Darryl W. Perry: Reforming the justice system by reforming plea bargains


Darryl W. Perry sought the Libertarian Party’s 2016 presidential nomination and presently serves as the vice-chair of the Libertarian Party of New Hampshire. He published the following article on FPP.cc on September 12th, 2016:

Over the last few years, there has been a lot of talk about the need to reform the criminal justice system, however there has been little action and the population in American prisons continues to grow. The most notable aspect of the criminal justice system that needs reformed are mandatory minimum sentences, which have a direct connection to the rise of prisoners in the United States. A rarely talked about, but much needed reform, is the practice of making plea deals with a suspect.

Bill Pursell explains, a prosecutor will often come up with “as many possible criminal counts to ‘stack’ against the defendant in order to strengthen the core case of the prosecution… the Supreme Court said the government may separately try and punish the defendant for two crimes if each crime contains an element that the other does not… a prosecutor can easily circumvent this law in order to lump, for example, drug offenses with conspiracy (some laws like this are broad and easily manipulated to fit many cases), gun use, money laundering, and a laundry list of other charges together.”

This is where the plea process comes into place. A prosecutor will offer the suspect a deal that usually includes dropping several of the charges in exchange for taking a guilty plea. These plea offerings also generally impose a lesser sentence than would be possible if the defendant went to trial. Pursell continues, “Adding more counts will increase the chances of a lengthy and very expensive legal battle, which many defendants cannot afford, and large number of counts can simply make a defendant appear guiltier. All of this pressure can be leveraged onto innocent defendants causing them to believe it is in their best interest to plea-bargain even if they are innocent rather than chance losing in open court.”

One reform floated about that seeks to eliminate this practice is to prohibit a guilty plea. This would then require each offense to be argued in court and a judge or jury to issue a ruling on each charge.
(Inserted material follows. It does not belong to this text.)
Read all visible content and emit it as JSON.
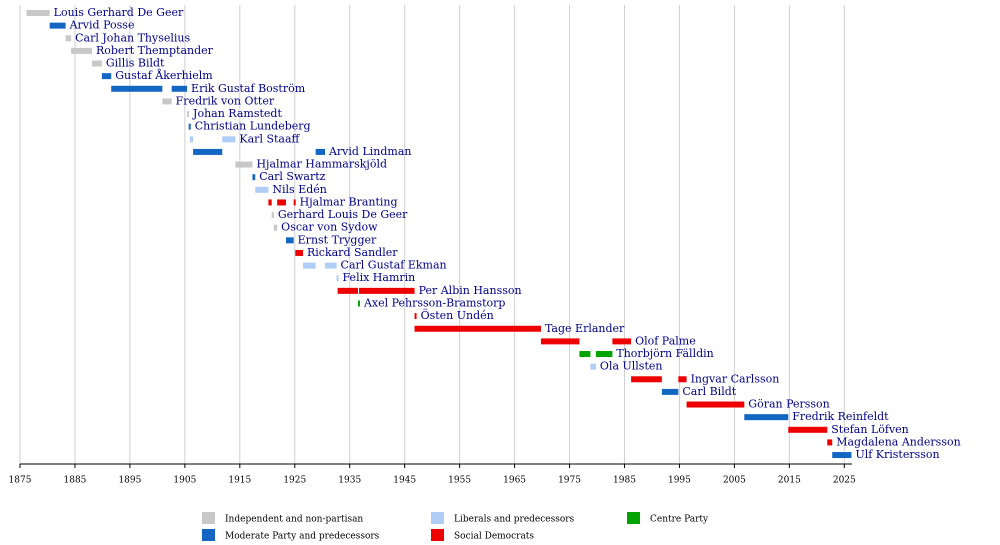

On it’s face it seems logical; however this reform would require a court hearing for every parking ticket, speeding ticket, municipal violation, etc, and almost guarantee that no one received a speedy trial.

A better reform, would be to prohibit a judge from imposing a penalty that is more severe than the final penalty offered by the prosecution in exchange for a guilty plea. For example, Rich Paul was charged with four counts of distribution of cannabis and one charge of distributing a substance purported to be LSD. In all, Paul was facing 81 years in prison. However before his trial began, he was offered no jail time in exchange for a guilty plea, there was no mention of how many years of probation he would face. Herefused the plea and was sentenced to 1 year in county jail, 3 years of probation and 1 ½-3 years per offense to be suspended for 3 years.

It seems a bit hypocritical that the prosecution on the day before the trial began would believe that Mr. Paul, or someone else in his shoes, would not need to be incarcerated but after going to trial needs to be locked up. This practice of punishing people for going to trial needs to end. Though seeing the difficulty of eliminating mandatory minimum sentences, it may be a long time before people stop being punished for going to trial.